As I’m sure you’re aware, Amy Winehouse was found dead in her London flat this past Saturday, July 23. She was gifted with a towering voice, a sharp wit, and an artist’s impulse to not do what anyone else wanted her to. In this era of pre-packaged pop songstresses, hers was a raw talent; her music deftly mixed jazz, R&B, and 60’s pop. She released her debut album Frank in 2003, and her Stateside breakthrough came with her second and final album, 2006’s Back to Black (both released in the U.S. in 2007). Back to Black was everywhere four years ago. Not being the sort to listen to pop radio, I remember the very first time I heard Winehouse: I was at a Borders (which is also gone now, or soon to be), browsing the music section, and I decided to throw on the headphones and take a listen to this Brit singer I’d been hearing about. I don’t know what I was expecting, but it wasn’t what I heard. Winehouse looked thin and serious on the cover, but the voice that emanated from those headphones was big, soulful. I was sold instantly.

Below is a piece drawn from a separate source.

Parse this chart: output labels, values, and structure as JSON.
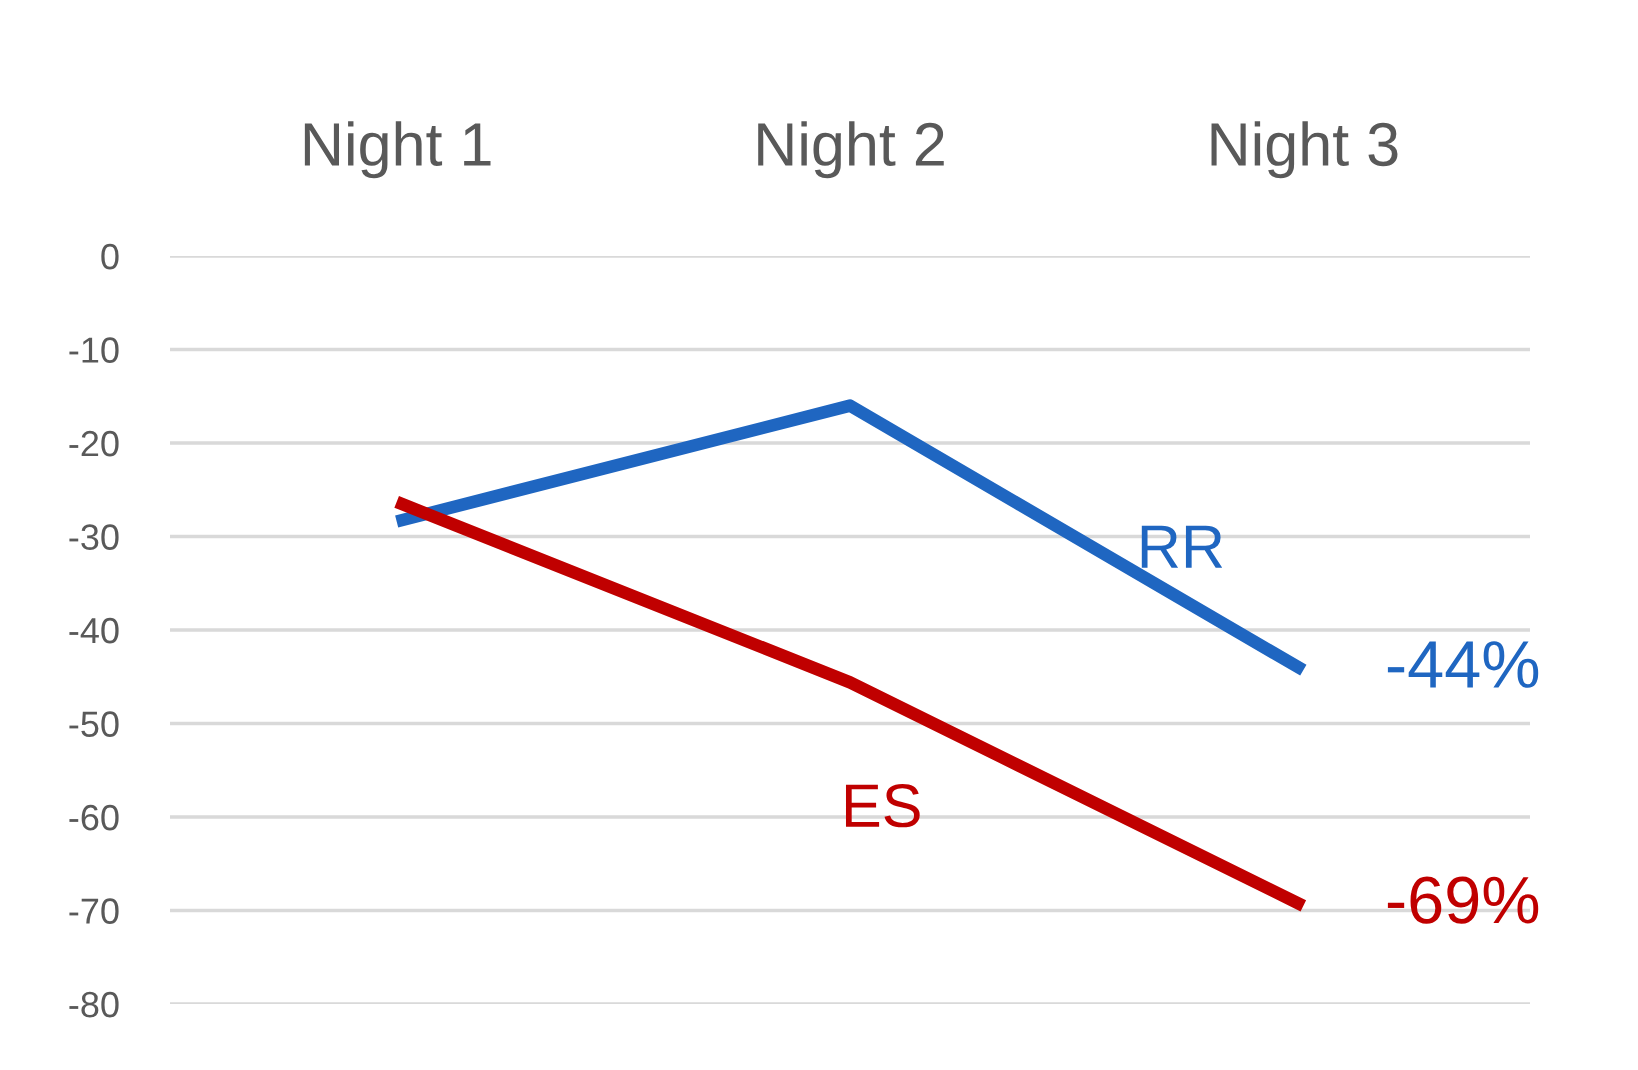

So were many millions of others. Back to Black garnered five Grammy Awards and carried the instant classic “Rehab.” Winehouse ushered in a new wave of British soul divas including the likes of Duffy and Adele, the latter of whom has been experiencing similar levels of ubiquity this year. In the five years following Back to Black, though, Winehouse didn’t record another album. She wasn’t just a bold, terrific singer, she was also a troubled young woman struggling with alcoholism and drug addiction. The tabloids squealed and squawked about her personal life with mean-spirited glee, as they are wont to do. No matter her talent or the quality of her music, it seemed to many that since she was a junkie, she deserved to be jeered and laughed at and put on display. She didn’t help herself by putting up odd YouTube videos and stumbling through barely-there performances.
In the days following her death, the infamous refrain of “Rehab,” “They tried to make me go to rehab/But I said, ‘No, no, no,'” has been twisted in various shapes and forms to ridicule the mere fact of her passing, including by the New York Post. Yes, I loved Winehouse’s work. But even if I hadn’t, even if we were talking about one of those people whose tabloid prominence is justified merely by a famous surname, my disgust would still be valid. Call me old-fashioned, but I don’t see the fun in mocking drug addicts, let alone dead ones. On Gobbledygeek, we’ve often jokingly referred to the fact that we “mock the dead,” but that’s an exaggeration. The time I mentioned Jack Kevorkian’s passing in our episode “Kill Bill & Ted” is a good example; we devolve into hysterics because Paul hadn’t heard yet, and I just dropped a bombshell on him. We’re not laughing because he’s dead. We’re taking a sad situation and focusing on something funny instead to lighten the mood. We have never insulted or made fun of a dead person, like the numerous Internet trolls I’ve seen in the past few days.
By the way, if you decide to take a moment of tragedy and make a joke at the expense of the unfortunate party, that’s exactly what you are: a troll. The anonymity of the Internet has given rise to an army of nameless, faceless bullies who seek to viciously tear down anyone and anything in their path. All the better if they’re dead or struggling. I’ve seen several people say that Winehouse’s death is nothing compared to the dozens who died during the recent massacre in Norway. They’re apples and oranges. They are both tragic, for vastly different reasons with vastly different meanings. That does not mean that both situations do not represent a loss of human life.
I’m going to assume that most of the people who have made fun of Winehouse don’t actually know any drug addicts. I do. The addict(s) in your life can frustrate you, annoy you, anger you. But they are still human beings, many of whom try to save themselves. Winehouse did go to rehab, several times. It didn’t help. Just the other day, I was wondering when she was going to get it together and make another album. But for some, that moment of clarity never arrives. Do you think that’s funny? Then I implore you to read Russell Brand’s blog post about Winehouse. He’s someone who actually knew Winehouse, beyond just a voice coming from a pair of headphones. More over, he was an addict himself. Addiction is not funny, losing the battle to addiction even less so.
Winehouse died at age 27, joining the fabled “27 Club,” whose regrettable roster includes Brian Jones, Jimi Hendrix, Janis Joplin, Jim Morrison, and Kurt Cobain, all addicts whose lives ended far too soon. That’s not an accomplishment that deserves to be romanticized or laughed at. It is to be pitied.
It is important to note that the official cause of Amy Winehouse’s death has not yet been revealed, and likely won’t be for another few weeks. I may be just as judgmental in assuming that it has something to do with drugs as the rest of the world, but being that it’s the current conversation, that’s what I wanted to discuss.